C’è poi il tema delle perdite di rete, che arrivano talora al 70%, non è così?
L’alterazione di molti sistemi ambientali delinea un quadro di una situazione allarmante, che chiede con urgenza un’azione sinergica tra istituzioni ed un impegno collettivo. Ma occorre consapevolezza profonda dei valori del bene acqua, per pervenire con rapidità ad una programmazione lungimirante di azioni a medio e lungo periodo.
Qual è la situazione al Sud? Il Mezzogiorno presenta specifiche criticità?

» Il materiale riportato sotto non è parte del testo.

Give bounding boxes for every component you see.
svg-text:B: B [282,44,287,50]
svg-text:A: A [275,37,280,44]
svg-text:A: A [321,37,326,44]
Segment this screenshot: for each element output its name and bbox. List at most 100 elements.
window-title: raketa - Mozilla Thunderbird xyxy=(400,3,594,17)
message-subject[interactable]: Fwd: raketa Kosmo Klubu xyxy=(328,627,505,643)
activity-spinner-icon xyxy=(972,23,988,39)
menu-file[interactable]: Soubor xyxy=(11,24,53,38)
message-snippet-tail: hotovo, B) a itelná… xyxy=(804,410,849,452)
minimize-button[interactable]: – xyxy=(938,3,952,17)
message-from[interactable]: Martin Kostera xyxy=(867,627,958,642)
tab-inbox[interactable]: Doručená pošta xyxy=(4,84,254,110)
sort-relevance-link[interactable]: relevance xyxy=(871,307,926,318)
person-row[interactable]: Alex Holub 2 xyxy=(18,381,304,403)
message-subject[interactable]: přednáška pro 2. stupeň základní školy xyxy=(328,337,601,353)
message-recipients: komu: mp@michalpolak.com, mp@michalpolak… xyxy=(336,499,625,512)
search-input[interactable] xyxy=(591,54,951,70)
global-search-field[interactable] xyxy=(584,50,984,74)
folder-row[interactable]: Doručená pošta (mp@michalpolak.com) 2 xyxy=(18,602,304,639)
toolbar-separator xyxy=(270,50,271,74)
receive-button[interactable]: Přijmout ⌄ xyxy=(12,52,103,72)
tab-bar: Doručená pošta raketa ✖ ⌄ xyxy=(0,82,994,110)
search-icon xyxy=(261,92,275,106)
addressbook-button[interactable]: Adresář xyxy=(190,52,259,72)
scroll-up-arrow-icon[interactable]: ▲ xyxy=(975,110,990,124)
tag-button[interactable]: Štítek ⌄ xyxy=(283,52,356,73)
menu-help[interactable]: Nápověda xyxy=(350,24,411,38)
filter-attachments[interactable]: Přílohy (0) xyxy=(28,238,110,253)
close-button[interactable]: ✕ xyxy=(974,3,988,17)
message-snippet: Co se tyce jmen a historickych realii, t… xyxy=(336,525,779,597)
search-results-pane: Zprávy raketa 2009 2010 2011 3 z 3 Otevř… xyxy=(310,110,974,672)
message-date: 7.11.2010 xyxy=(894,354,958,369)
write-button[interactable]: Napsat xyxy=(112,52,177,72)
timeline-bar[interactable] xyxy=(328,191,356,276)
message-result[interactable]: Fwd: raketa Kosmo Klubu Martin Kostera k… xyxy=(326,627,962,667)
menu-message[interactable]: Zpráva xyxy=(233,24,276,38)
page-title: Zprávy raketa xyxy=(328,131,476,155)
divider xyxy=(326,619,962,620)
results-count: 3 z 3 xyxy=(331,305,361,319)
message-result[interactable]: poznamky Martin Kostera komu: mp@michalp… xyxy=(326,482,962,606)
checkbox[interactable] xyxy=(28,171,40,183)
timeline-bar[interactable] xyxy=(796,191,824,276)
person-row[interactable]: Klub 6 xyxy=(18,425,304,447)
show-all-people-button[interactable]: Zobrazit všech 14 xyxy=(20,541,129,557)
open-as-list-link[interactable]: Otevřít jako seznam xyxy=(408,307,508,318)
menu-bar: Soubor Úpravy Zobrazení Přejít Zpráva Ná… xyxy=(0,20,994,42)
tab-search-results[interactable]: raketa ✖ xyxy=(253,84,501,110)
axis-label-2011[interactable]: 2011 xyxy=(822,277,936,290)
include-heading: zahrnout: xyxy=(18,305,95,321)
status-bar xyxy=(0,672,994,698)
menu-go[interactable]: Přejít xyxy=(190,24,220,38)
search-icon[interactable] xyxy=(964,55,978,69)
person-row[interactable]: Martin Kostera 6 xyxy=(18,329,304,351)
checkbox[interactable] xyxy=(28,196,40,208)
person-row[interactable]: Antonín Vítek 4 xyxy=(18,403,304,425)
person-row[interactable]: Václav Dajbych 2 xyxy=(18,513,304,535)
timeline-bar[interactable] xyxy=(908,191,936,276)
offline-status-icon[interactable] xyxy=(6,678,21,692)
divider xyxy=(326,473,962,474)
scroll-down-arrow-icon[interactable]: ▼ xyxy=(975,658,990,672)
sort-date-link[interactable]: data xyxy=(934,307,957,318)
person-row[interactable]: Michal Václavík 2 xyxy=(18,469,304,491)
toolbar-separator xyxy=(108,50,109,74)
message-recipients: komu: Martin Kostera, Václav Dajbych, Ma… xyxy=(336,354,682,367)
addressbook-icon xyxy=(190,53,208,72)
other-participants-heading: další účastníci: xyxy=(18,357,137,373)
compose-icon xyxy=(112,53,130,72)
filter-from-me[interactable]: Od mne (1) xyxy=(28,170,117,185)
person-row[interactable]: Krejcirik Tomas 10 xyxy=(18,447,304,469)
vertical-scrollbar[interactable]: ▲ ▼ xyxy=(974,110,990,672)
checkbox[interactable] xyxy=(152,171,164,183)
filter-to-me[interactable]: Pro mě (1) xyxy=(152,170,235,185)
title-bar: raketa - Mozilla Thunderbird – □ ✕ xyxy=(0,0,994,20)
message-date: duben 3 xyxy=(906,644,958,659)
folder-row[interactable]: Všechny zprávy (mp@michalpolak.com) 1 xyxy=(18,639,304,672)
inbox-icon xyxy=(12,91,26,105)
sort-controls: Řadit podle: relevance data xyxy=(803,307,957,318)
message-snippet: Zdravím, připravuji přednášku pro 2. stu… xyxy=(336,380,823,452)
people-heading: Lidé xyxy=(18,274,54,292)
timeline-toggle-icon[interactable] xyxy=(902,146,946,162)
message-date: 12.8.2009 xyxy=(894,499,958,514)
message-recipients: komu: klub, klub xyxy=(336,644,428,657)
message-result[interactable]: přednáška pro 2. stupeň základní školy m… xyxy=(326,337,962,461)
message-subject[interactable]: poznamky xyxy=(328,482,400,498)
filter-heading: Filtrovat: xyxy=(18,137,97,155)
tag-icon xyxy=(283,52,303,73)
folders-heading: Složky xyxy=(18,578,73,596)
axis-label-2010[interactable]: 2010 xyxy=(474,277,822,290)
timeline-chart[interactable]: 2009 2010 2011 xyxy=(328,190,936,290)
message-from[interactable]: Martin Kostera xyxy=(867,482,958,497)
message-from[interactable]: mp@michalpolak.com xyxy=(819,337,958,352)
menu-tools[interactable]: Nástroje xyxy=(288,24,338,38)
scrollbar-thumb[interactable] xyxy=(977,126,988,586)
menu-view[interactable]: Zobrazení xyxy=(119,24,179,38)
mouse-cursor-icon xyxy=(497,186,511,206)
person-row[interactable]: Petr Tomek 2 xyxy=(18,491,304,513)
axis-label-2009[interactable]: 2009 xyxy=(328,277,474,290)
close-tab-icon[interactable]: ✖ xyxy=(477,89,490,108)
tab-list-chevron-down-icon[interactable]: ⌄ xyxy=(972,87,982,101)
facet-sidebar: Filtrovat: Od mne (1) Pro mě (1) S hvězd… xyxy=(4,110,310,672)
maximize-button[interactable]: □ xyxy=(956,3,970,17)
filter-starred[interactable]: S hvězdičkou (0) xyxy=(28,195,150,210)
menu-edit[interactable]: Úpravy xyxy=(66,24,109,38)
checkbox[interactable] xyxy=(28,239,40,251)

Con le sue straordinarie risorse idriche il Sud rappresenta una grande opportunità per il Paese ed il Pnrr è uno strumento necessario, ma non sufficiente se vogliamo sviluppare una cultura della sostenibilità del bene acqua, vitale per la sopravvivenza dell’uomo. D’altronde l’Italia ha precorso gli orientamenti della direttiva acque Ue 2020, con la legge 183/89 e la legge Galli del 94, ha avviato ed in parte realizzato percorsi virtuosi. Abbiamo quindi un patrimonio di competenze da mettere a sistema.